Q:“Easy for Me” is a great summer single, and definitely makes me want to get up and dance. I’m curious- what do you think makes a great dance track?
SJ: Thank you! When producing the demo for ‘Easy for me,’ I experimented with a lot of Italo disco bass lines and drum loops that gave a faster paced, upbeat feel. I think getting the perfect lock and groove with a bass and drum kit makes a great dance track, as long as you keep the beat fairly consistent. I also like to try out different vocal techniques like call and response and diverse, bright melody patterns to create hooks particularly in the pre-chorus and chorus sections to build dance-worthy momentum.
Q: You and producer, Geoff O’Connor, collaborated remotely with this track. What was your most important takeaway from this experience?
SJ: I thought that working remotely on such a social, feel-good track was going to be detrimental to the project, but myself and Geoff worked so well together and were both very enthusiastic about the song from the get go. The most important takeaway from this experience is that you don’t always need to work in a big studio to create a big sound. All you need is to make sure you have decent recording equipment and a producer that understands your vision while giving good direction.
Q:Did any particular event inspire “Easy for Me?”
SJ: In my teens I found myself in a relationship with someone who I’d known for a long time before becoming intimate. I reflect on it sometimes and feel that the main reason we stuck together was because it was easy and familiar, we already knew each other well but there were no real feelings there romantically. I always wanted to turn that experience into a song without making it overly dramatic, and I think that the tongue-and-cheek approach I took for ‘Easy For Me’ reflects on it quite well.

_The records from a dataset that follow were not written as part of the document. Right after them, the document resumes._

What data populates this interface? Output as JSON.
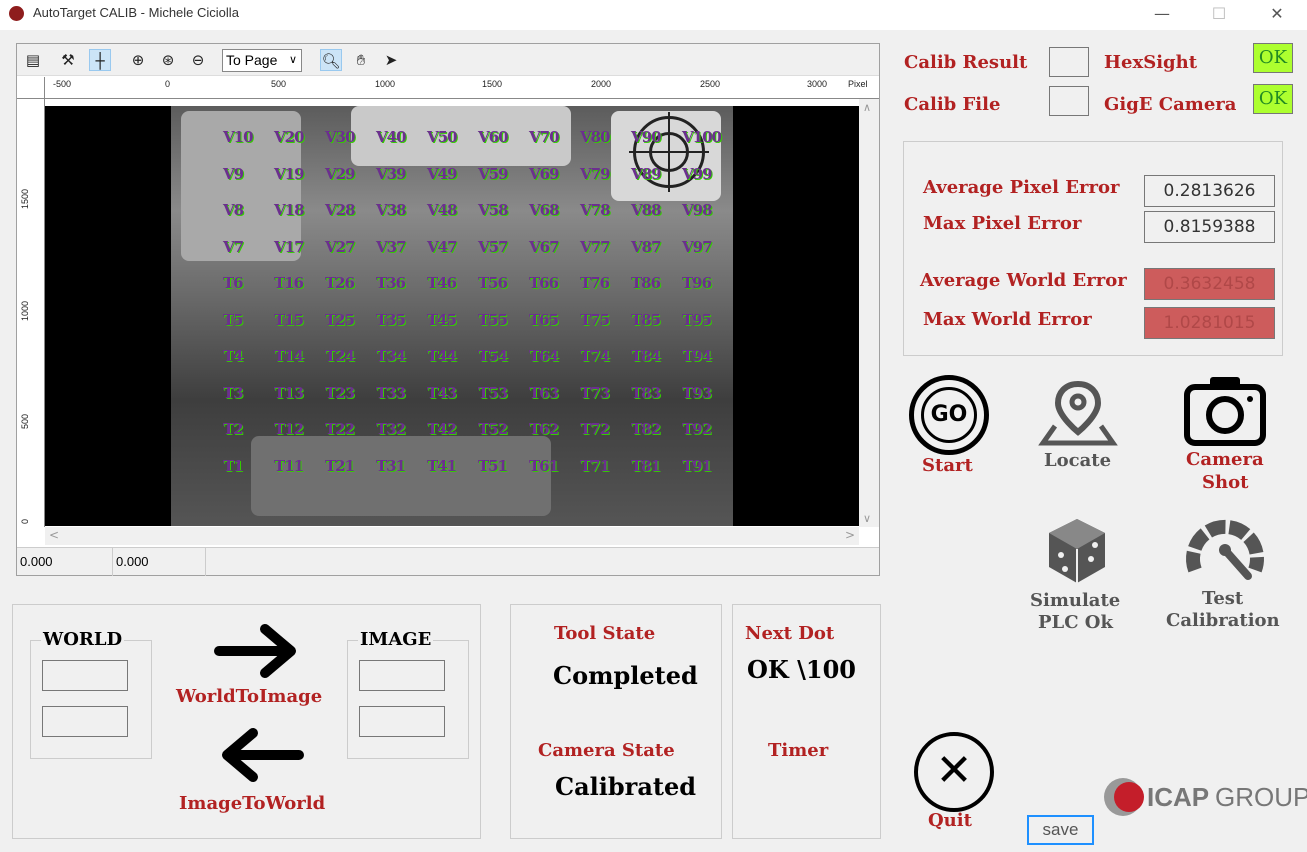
{
  "window": {
    "title": "AutoTarget CALIB - Michele Ciciolla",
    "minimize": "—",
    "maximize": "☐",
    "close": "✕"
  },
  "viewer": {
    "zoom_select": "To Page",
    "ruler_unit": "Pixel",
    "ruler_h_ticks": [
      "-500",
      "0",
      "500",
      "1000",
      "1500",
      "2000",
      "2500",
      "3000"
    ],
    "ruler_v_ticks": [
      "1500",
      "1000",
      "500",
      "0"
    ],
    "status_x": "0.000",
    "status_y": "0.000",
    "targets": [
      [
        "V10",
        "V20",
        "V30",
        "V40",
        "V50",
        "V60",
        "V70",
        "V80",
        "V90",
        "V100"
      ],
      [
        "V9",
        "V19",
        "V29",
        "V39",
        "V49",
        "V59",
        "V69",
        "V79",
        "V89",
        "V99"
      ],
      [
        "V8",
        "V18",
        "V28",
        "V38",
        "V48",
        "V58",
        "V68",
        "V78",
        "V88",
        "V98"
      ],
      [
        "V7",
        "V17",
        "V27",
        "V37",
        "V47",
        "V57",
        "V67",
        "V77",
        "V87",
        "V97"
      ],
      [
        "T6",
        "T16",
        "T26",
        "T36",
        "T46",
        "T56",
        "T66",
        "T76",
        "T86",
        "T96"
      ],
      [
        "T5",
        "T15",
        "T25",
        "T35",
        "T45",
        "T55",
        "T65",
        "T75",
        "T85",
        "T95"
      ],
      [
        "T4",
        "T14",
        "T24",
        "T34",
        "T44",
        "T54",
        "T64",
        "T74",
        "T84",
        "T94"
      ],
      [
        "T3",
        "T13",
        "T23",
        "T33",
        "T43",
        "T53",
        "T63",
        "T73",
        "T83",
        "T93"
      ],
      [
        "T2",
        "T12",
        "T22",
        "T32",
        "T42",
        "T52",
        "T62",
        "T72",
        "T82",
        "T92"
      ],
      [
        "T1",
        "T11",
        "T21",
        "T31",
        "T41",
        "T51",
        "T61",
        "T71",
        "T81",
        "T91"
      ]
    ]
  },
  "status": {
    "calib_result_label": "Calib Result",
    "calib_file_label": "Calib File",
    "hexsight_label": "HexSight",
    "hexsight_value": "OK",
    "gige_label": "GigE Camera",
    "gige_value": "OK"
  },
  "errors": {
    "avg_pixel_label": "Average Pixel Error",
    "avg_pixel_value": "0.2813626",
    "max_pixel_label": "Max Pixel Error",
    "max_pixel_value": "0.8159388",
    "avg_world_label": "Average World Error",
    "avg_world_value": "0.3632458",
    "max_world_label": "Max World Error",
    "max_world_value": "1.0281015"
  },
  "actions": {
    "start": "Start",
    "start_icon_text": "GO",
    "locate": "Locate",
    "camera_shot_1": "Camera",
    "camera_shot_2": "Shot",
    "simulate_1": "Simulate",
    "simulate_2": "PLC Ok",
    "test_1": "Test",
    "test_2": "Calibration",
    "quit": "Quit",
    "save": "save"
  },
  "conversion": {
    "world_label": "WORLD",
    "image_label": "IMAGE",
    "world_to_image": "WorldToImage",
    "image_to_world": "ImageToWorld"
  },
  "state": {
    "tool_state_label": "Tool State",
    "tool_state_value": "Completed",
    "camera_state_label": "Camera State",
    "camera_state_value": "Calibrated",
    "next_dot_label": "Next Dot",
    "next_dot_value": "OK \\100",
    "timer_label": "Timer"
  },
  "logo": {
    "icap": "ICAP",
    "group": "GROUP"
  },
  "colors": {
    "accent": "#b22222",
    "ok": "#adff2f",
    "bad": "#cd5c5c"
  }
}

Q: I love the cover art for “Easy for Me.” Who was the artist, and what do you want our readers to know about the piece and the story behind it?

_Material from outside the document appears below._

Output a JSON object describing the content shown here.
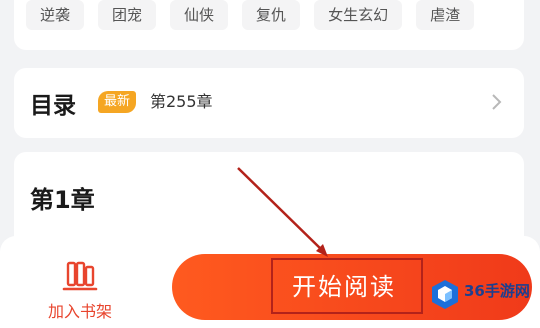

SJ: An amazing Irish artist Emily Peat (emily.peat on Instagram) created the cover art. I wanted the artwork to be really busy and colourful like the track. I felt that the bubblegum pop gives off an innocent, care-free feel which also reflects the mood of the track before you listen to it. We made the artwork during the lockdown so I took some photos of me blowing bubblegum at home and sent them to Emily who created a digital animation which I think is ideal.

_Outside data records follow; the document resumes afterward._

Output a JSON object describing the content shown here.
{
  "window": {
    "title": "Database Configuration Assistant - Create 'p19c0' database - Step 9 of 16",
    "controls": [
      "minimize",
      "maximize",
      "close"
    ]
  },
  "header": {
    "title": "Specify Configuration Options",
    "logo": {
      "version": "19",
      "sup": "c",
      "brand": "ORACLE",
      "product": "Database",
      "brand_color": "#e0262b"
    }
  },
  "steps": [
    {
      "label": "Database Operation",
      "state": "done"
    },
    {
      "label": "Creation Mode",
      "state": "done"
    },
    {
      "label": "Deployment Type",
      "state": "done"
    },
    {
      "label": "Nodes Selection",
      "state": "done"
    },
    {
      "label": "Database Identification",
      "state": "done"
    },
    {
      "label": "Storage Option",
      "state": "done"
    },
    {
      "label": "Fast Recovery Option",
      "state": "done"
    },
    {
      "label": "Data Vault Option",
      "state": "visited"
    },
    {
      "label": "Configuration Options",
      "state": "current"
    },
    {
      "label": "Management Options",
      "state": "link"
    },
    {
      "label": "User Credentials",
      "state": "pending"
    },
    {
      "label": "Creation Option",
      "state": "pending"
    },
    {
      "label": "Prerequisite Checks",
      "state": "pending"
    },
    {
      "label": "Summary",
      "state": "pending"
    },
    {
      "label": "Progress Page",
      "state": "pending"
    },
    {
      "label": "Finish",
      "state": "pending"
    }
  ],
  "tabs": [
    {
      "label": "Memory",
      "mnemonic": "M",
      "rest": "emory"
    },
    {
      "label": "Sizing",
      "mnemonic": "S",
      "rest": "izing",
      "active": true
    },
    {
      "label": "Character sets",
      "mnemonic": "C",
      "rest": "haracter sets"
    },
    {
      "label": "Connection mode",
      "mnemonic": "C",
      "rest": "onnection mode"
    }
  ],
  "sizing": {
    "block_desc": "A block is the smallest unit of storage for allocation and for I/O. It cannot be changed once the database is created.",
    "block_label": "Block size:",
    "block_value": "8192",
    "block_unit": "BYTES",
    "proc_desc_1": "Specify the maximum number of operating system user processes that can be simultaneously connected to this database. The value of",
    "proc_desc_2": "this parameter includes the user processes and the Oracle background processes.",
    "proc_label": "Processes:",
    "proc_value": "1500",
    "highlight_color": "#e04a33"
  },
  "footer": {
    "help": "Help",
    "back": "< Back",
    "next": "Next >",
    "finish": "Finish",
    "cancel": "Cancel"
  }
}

Q: You have several years of experience in the music industry, and you started your career as a studio musician. How has your musical perceptions/voice evolved throughout your musical career?
SJ: I think that having a few years of music collaboration under my belt has definitely influenced my original sound. When I started out as a session singer, I mostly sang and wrote pop/soul ballads. Over time I became so influenced by my peers that I found myself becoming more explorative with genres. I started experimenting with indie, electronic and dance sounds. Now I’m at a point in my solo artist project where I think it’s important to explore by writing in different styles and not box myself into one genre.